Salt does more than melt the ice on your sidewalks and driveways. It can harm your lawn and shrubs, says University of Missouri Extension turf management specialist Brad Fresenburg.
Too much salt can leave dead strips along sidewalks and driveways. It can kill shrubs and flowers.
Before you throw salt on icy walkways, know the type and amount of salt to use. Avoid products like rock salt that contain sodium. Melting substances that contain magnesium chloride or potassium chloride are a better choice, Fresenburg says.
Use a small amount and give the product time to break down the snow and ice crystals. A little goes a long way, he says.
You will know that you have used too much if pellets or salty residue remains after the ice has melted.
Some products cause sidewalks to pit and crumble. Instead of salt pellets, use sand or cat litter as grit for traction.
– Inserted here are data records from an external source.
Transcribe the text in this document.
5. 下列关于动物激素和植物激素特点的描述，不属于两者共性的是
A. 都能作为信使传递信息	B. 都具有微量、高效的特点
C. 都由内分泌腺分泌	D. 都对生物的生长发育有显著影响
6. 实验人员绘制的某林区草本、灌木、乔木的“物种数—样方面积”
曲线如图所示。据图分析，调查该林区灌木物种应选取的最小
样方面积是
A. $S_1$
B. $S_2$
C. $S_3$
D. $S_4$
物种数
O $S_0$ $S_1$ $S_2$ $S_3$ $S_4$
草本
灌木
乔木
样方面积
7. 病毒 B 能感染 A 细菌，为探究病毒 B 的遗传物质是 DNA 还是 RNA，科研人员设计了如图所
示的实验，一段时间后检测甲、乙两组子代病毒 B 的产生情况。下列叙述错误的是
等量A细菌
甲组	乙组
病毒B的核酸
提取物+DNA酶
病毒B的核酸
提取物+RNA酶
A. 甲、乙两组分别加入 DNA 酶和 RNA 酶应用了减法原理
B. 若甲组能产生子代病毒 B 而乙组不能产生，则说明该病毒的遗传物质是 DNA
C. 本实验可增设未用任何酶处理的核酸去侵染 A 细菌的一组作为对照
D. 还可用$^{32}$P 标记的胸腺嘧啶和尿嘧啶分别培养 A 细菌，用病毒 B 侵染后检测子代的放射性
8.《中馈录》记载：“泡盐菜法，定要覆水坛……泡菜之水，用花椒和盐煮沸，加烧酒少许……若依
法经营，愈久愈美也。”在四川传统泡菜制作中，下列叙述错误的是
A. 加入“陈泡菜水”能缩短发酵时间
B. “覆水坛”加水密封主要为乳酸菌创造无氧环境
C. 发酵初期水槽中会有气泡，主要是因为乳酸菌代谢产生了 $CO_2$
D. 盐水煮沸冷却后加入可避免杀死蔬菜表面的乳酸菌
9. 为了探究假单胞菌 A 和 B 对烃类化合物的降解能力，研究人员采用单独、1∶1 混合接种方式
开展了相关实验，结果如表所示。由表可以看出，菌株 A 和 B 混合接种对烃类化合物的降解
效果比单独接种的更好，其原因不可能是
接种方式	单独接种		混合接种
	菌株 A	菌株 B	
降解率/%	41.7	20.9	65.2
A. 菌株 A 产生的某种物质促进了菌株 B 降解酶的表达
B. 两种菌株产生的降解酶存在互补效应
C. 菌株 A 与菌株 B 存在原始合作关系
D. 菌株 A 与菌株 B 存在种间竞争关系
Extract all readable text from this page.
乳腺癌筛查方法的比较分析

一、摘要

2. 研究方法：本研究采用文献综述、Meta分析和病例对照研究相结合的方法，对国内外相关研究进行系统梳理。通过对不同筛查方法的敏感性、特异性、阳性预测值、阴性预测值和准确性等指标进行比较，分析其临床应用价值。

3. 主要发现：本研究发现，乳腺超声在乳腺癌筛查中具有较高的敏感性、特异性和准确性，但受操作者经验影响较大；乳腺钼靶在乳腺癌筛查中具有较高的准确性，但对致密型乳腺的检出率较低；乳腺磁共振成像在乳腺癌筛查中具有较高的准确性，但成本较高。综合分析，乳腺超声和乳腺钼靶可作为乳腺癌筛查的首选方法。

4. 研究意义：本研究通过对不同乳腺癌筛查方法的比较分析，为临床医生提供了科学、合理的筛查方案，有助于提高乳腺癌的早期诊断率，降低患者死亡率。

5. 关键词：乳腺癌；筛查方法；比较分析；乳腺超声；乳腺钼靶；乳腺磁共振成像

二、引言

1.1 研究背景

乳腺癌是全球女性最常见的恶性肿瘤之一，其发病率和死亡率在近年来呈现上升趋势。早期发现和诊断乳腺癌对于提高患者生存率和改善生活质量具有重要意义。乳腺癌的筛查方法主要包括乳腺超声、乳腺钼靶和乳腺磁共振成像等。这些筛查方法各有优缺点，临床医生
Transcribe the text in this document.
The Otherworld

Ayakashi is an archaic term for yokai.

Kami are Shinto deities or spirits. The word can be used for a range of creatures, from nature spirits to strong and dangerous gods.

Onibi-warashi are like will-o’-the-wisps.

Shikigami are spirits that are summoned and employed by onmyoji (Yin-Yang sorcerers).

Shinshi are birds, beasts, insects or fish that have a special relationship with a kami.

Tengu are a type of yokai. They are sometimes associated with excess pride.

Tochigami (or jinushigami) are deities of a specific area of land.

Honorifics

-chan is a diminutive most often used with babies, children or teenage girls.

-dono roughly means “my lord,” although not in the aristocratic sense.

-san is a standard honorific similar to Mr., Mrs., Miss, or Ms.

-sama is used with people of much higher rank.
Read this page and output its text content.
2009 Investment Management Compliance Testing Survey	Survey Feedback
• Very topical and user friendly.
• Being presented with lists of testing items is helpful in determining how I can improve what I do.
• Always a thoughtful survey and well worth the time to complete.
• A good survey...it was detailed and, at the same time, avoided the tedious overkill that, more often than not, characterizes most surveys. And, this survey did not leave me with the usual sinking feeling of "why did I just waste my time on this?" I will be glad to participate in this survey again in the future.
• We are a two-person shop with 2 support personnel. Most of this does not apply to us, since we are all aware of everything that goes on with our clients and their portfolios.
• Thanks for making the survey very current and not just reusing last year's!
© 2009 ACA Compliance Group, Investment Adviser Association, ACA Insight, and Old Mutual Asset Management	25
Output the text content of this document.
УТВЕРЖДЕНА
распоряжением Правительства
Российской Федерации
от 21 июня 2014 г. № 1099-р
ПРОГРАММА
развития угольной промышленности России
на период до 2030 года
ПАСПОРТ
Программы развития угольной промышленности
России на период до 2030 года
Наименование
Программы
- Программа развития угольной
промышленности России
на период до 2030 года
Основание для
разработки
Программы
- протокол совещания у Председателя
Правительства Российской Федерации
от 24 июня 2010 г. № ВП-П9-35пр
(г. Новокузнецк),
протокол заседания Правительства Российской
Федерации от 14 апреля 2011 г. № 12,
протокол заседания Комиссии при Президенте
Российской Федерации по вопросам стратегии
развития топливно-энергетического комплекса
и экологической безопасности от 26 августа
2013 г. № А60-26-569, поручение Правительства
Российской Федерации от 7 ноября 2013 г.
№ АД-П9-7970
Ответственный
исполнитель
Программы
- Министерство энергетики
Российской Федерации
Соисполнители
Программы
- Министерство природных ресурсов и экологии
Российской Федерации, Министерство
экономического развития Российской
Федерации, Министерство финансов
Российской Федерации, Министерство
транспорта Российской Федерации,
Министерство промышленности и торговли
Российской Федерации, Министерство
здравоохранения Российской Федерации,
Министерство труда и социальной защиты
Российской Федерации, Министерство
Improper use of de-icing materials damages plants in the same way too much fertilizer salt can, Fresenburg says. Plants absorb needed minerals from the soil as salts in soil water. Extra salts increase the energy with which water is held in the soil. This makes it harder for plants to extract soil water and stresses the roots. If salt levels get too high, roots burn and leaves scorch.
Direct contact of salt with evergreens, such as junipers, causes foliage to brown and die back. Another problem associated with some types of ice melters is degradation of soil structure. Accumulation of sodium causes clay particles to pack together more densely, leading to poor water infiltration and internal drainage.